After all, I am a licensed PhD psychologist, although my grad school adviser would probably burst an aneurysm at the career path I’ve taken. The truth is, I’d gotten sick of New York winters and rising real estate prices. When I spotted an ad for a radio psychologist in sunny Florida, I auditioned for the job and grabbed it.
I’m thirty-two and single and I figured this was the time to do something a little reckless in my life. So I closed my private practice in Manhattan, sold my IKEA furniture, and moved into a two-story mock-hacienda-style town house in a tiny town called Cypress Grove, Florida. It’s north of Boca, not too far from Palm Beach, a pleasant drive to Fort Lauderdale.
As the chamber of commerce says, “Cypress Grove—it’s near everyplace else you’d rather be!”
That was three months ago, and I’ve never looked back. Well, not too often, anyway.
Vera Mae stopped snapping her gum and sprang to attention. “We have Sharlene on line two.” Meaningful pause. “Again.”
Could this day get any worse? Sharlene calls my show like clockwork, three times a week, always ready to complain about Walter, her supercontrolling husband. She’s a classic codependent, never ready to take responsibility for herself or change her life, and her voice grates on my nerves like teeth on tinfoil. Even over the phone line, she manages to suck the energy out of me.
I leaned forward to hit line two but spotted Vera Mae waving at me frantically.
“Is there a problem, Vera Mae?”
“Oh, wait a minute. Dang it, I goofed. Sharlene will have to wait a darned minute. Because now it’s time for a word from our new sponsor, the Last Call Funeral Home.”
Vera Mae jammed a cassette in the machine, but nothing happened.
Dead silence. I made a “what gives?” signal with my hands in the air.

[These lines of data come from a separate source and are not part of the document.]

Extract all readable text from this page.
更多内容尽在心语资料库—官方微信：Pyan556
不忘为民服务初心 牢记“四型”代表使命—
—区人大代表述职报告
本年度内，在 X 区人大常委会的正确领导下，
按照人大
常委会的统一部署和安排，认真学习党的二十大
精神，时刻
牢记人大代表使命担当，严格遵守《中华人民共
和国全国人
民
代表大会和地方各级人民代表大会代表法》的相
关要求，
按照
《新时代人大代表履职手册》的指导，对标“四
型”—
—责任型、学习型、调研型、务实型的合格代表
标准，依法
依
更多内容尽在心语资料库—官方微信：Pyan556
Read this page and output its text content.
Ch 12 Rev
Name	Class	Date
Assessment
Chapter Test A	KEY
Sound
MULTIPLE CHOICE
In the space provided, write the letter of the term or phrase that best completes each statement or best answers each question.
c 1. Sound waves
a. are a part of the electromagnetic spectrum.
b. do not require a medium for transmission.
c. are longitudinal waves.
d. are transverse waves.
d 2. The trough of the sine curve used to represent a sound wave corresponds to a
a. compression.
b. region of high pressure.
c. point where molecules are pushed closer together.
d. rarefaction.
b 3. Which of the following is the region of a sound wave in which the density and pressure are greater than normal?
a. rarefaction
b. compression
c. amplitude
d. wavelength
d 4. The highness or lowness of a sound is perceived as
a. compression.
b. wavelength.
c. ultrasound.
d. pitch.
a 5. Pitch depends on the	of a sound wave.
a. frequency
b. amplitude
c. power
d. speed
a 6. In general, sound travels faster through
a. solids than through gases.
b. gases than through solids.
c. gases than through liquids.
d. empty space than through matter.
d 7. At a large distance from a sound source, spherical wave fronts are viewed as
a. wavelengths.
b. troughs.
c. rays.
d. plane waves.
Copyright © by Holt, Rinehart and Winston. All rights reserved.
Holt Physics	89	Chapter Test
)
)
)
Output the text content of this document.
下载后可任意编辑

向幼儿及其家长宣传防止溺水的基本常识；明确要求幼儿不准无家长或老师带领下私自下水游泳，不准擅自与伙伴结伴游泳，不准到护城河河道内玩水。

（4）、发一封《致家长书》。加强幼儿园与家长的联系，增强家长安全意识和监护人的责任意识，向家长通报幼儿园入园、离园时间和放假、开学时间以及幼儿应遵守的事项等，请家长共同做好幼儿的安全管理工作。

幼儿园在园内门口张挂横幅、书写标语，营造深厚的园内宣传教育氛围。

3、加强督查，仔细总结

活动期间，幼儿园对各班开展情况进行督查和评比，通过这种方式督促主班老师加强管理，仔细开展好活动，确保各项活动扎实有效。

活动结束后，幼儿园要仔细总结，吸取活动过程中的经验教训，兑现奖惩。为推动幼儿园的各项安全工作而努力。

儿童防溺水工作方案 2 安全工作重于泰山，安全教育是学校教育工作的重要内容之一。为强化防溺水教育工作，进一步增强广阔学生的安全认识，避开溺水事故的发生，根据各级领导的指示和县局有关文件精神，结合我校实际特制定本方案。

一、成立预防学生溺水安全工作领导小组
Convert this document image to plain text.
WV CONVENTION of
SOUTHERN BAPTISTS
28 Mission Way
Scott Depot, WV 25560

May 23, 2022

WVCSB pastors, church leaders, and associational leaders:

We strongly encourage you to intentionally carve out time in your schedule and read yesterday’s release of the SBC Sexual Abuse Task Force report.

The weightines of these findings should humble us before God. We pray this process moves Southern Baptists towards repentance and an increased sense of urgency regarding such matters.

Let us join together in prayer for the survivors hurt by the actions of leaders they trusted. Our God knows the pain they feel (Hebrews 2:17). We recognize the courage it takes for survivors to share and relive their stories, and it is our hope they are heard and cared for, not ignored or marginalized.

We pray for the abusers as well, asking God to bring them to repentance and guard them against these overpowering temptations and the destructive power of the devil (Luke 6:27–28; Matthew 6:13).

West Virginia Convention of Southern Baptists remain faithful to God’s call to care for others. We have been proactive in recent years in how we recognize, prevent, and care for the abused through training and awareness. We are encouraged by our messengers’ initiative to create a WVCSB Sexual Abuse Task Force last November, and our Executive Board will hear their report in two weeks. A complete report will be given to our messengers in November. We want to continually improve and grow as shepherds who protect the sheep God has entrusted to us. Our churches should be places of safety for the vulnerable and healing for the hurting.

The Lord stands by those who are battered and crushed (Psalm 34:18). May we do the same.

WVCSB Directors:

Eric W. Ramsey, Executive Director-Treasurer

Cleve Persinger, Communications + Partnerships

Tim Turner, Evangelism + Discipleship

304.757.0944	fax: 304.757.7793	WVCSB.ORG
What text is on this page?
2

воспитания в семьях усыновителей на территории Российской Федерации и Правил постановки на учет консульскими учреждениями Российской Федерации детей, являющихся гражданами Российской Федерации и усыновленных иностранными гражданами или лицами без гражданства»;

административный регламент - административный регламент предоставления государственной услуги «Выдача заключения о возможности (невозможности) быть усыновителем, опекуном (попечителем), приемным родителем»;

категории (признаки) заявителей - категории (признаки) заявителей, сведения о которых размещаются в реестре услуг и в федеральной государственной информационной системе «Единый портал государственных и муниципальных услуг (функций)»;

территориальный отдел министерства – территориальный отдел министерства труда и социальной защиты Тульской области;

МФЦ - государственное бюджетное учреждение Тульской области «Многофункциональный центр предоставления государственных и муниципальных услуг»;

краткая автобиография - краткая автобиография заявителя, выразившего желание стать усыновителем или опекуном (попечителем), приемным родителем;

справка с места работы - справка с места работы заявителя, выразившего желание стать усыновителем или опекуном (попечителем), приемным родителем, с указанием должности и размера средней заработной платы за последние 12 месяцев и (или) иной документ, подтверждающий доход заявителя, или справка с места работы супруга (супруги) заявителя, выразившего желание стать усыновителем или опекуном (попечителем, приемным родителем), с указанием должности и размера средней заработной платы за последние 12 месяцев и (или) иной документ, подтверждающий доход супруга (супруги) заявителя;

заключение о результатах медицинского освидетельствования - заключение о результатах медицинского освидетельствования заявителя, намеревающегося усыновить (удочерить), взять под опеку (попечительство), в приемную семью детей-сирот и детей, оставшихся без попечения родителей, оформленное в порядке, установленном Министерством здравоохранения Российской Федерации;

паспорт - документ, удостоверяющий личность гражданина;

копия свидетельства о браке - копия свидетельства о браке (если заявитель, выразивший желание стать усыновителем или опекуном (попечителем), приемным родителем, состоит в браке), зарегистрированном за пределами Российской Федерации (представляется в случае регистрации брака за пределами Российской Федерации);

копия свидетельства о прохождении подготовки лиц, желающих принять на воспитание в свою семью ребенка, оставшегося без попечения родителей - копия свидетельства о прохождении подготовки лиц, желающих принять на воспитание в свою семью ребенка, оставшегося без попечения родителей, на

“Oops, sorry, Dr. Maggie, but someone filed a blank cassette by mistake. You’ll have to read the ad copy live; it’s sitting right there by the mike.”
Ah, the joys of small-town radio.
Reading the occasional commercial, or “spot,” as they’re called, is part of my job description. So I sat up straight, adjusted my headphones, and crossed my legs. No time for a bathroom break when there was a sixty-second spot to read.
Since our last copywriter quit two weeks ago, Irina, the Swedish receptionist, is the new WYME scribe. Irina is doing her best to learn English, but puns, humor, and slang expressions go whizzing over her beautiful blond head. This has led to some embarrassing double entendres that I know will be the highlight of the blooper reel trotted out at the next WYME office party.
But how can Irina think straight with our studly sports announcer, Big Jim Wilcox, breathing down her neck? Or worse yet, staring down her impressive cleavage.
I put on my best talk radio voice, oozing warmth and sincerity, like a QVC host.
“So just call on the friendly folk at the Last Call Funeral Home in your hour of needs.”
Needs?
“Er, need,” I said hastily.
Couldn’t someone at least proofread Irina’s work?
“We have many ways of helping your dead ones.”
Dead ones?
Vera Mae snickered, and I glared at her. “Um, that should be loved ones, folks. Sorry about that. Yes, it definitely should be loved ones.”